Sayangnya, belum tampak sama sekali visi dan strategi jangka panjang para calon presiden dalam debat yang diselenggarakan Komisi Pemilihan Umum tersebut. Hanya sedikit yang disinggung, yaitu pemanfaatan biodiesel untuk mengurangi impor minyak. Cukup kah?
Catatan pemerintah menyebutkan, produksi minyak mentah Indonesia pada 2018 hanya 778.000 barrel per hari. Produksi ini jauh di bawah kebutuhan konsumsi BBM nasional yang mencapai 1,5 juta barrel per hari hingga 1,6 juta barrel per hari. Sisanya harus dipenuhi dari impor.

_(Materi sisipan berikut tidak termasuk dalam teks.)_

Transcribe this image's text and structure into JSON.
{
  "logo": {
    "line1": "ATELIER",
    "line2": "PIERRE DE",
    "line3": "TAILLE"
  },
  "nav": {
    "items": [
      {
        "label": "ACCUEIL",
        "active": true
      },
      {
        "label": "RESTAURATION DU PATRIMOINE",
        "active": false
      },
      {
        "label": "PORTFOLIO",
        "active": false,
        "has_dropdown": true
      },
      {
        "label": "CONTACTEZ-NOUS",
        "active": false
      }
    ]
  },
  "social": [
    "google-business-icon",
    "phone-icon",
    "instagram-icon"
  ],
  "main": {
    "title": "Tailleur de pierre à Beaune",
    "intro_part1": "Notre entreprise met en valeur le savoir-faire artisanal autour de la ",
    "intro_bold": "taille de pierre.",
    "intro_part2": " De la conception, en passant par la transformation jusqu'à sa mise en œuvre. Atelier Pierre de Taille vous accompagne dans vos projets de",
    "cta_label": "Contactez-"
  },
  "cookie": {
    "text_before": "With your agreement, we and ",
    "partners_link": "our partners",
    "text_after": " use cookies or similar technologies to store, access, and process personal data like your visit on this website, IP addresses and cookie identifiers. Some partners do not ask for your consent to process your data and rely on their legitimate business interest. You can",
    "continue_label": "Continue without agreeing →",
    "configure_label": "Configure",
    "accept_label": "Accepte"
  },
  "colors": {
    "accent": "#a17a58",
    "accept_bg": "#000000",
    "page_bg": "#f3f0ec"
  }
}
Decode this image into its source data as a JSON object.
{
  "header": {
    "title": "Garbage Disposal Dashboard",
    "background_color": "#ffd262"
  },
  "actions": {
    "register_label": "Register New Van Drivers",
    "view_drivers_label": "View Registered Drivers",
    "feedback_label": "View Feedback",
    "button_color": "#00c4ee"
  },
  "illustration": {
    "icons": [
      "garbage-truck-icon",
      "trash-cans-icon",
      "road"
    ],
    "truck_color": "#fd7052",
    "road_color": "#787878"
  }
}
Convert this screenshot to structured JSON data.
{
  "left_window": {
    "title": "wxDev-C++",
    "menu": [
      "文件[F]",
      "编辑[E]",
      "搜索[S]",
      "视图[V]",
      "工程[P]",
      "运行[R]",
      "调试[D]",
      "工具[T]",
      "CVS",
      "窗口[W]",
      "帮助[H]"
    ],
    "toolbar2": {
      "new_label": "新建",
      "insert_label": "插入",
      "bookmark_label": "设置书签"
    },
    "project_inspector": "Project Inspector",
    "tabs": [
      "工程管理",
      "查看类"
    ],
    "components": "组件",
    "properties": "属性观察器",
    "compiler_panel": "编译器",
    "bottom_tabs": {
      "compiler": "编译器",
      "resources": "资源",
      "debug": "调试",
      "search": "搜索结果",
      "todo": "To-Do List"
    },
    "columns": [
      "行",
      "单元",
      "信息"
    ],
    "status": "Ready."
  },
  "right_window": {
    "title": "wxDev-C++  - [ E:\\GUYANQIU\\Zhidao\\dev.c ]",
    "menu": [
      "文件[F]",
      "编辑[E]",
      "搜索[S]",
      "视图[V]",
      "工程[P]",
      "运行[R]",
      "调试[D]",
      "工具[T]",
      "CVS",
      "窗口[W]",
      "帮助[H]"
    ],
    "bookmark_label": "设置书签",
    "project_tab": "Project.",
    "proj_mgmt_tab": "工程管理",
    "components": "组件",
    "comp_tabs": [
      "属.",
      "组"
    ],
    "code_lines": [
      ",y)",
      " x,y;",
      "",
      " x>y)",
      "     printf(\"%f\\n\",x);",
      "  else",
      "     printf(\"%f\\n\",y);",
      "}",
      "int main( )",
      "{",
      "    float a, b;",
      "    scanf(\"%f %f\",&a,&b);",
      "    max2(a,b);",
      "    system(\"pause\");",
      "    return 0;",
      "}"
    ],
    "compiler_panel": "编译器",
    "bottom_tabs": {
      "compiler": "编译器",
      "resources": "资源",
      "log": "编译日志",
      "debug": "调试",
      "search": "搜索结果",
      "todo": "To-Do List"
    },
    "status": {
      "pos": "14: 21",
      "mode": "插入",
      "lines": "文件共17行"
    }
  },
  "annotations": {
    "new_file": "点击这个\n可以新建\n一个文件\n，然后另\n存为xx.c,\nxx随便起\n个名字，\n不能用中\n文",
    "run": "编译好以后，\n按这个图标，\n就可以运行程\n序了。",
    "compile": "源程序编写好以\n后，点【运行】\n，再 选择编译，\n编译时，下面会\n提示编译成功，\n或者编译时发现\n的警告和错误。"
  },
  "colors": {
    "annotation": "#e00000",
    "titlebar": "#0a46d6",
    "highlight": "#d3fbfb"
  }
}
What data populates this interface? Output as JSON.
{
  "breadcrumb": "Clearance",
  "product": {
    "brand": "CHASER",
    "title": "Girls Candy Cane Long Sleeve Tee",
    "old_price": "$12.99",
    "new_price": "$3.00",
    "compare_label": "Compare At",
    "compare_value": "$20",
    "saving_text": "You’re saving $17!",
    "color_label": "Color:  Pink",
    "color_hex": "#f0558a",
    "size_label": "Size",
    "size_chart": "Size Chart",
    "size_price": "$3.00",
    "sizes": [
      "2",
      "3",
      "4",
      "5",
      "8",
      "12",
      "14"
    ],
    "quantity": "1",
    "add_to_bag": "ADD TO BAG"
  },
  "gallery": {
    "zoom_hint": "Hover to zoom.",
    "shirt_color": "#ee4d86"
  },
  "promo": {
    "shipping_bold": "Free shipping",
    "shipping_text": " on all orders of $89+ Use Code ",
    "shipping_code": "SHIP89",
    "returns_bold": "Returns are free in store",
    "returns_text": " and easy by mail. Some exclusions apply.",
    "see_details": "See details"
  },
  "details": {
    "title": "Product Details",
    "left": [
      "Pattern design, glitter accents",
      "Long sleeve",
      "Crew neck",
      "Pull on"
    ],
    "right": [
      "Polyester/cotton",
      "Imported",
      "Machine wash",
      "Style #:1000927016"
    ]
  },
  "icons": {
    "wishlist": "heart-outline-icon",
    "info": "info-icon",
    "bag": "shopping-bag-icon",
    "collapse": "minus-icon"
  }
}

Belum lagi soal elpiji. Dari konsumsi tahun lalu yang hampir 7 juta ton, sekitar 70 persennya diimpor karena kemampuan produksi di dalam negeri tak cukup.
Mengapa strategi peningkatan produksi minyak dan gas bumi di Indonesia tak detail dibicarakan? Kenapa jalan keluar mengurangi impor sumber energi dibicarakan sambil lalu? Mengapa usaha menaikkan investasi hulu migas di Indonesia sama sekali tak disinggung?
Padahal, angka impor migas menjadi salah satu penyebab defisit neraca perdagangan Indonesia. Apalagi, ketergantungan penerimaan negara bukan pajak (PNBP) dari sektor migas maupun pertambangan mineral dan batubara cukup besar. Tahun lalu, sumbangan PNBP sektor energi dan sumber daya mineral Rp 217,5 triliun atau setara dengan 53,4 persen PNBP secara nasional.
Lebih detail, kelesuan investasi hulu migas menyebabkan pertumbuhan ekonomi sejumlah provinsi penghasil migas melambat. Transfer dana bagi hasil yang menjadi penyangga utama anggaran daerah penghasil migas merosot drastis. Industri pendukung, sebagai efek berganda hulu migas di daerah, terpukul.
Satuan Kerja Khusus Pelaksana Kegiatan Usaha Hulu Minyak dan Gas Bumi (SKK Migas) mencatat, setiap 1 juta dollar AS investasi hulu migas menciptakan nilai tambah 1,6 juta dollar AS. Angka itu setara dengan penambahan 0,7 juta dollar AS untuk produk domestik bruto dan penyerapan tenaga kerja sebanyak 100 orang. Praktis, pelemahan investasi hulu, selain menyebabkan pembengkakan impor migas, juga mengurangi penciptaan lapangan kerja.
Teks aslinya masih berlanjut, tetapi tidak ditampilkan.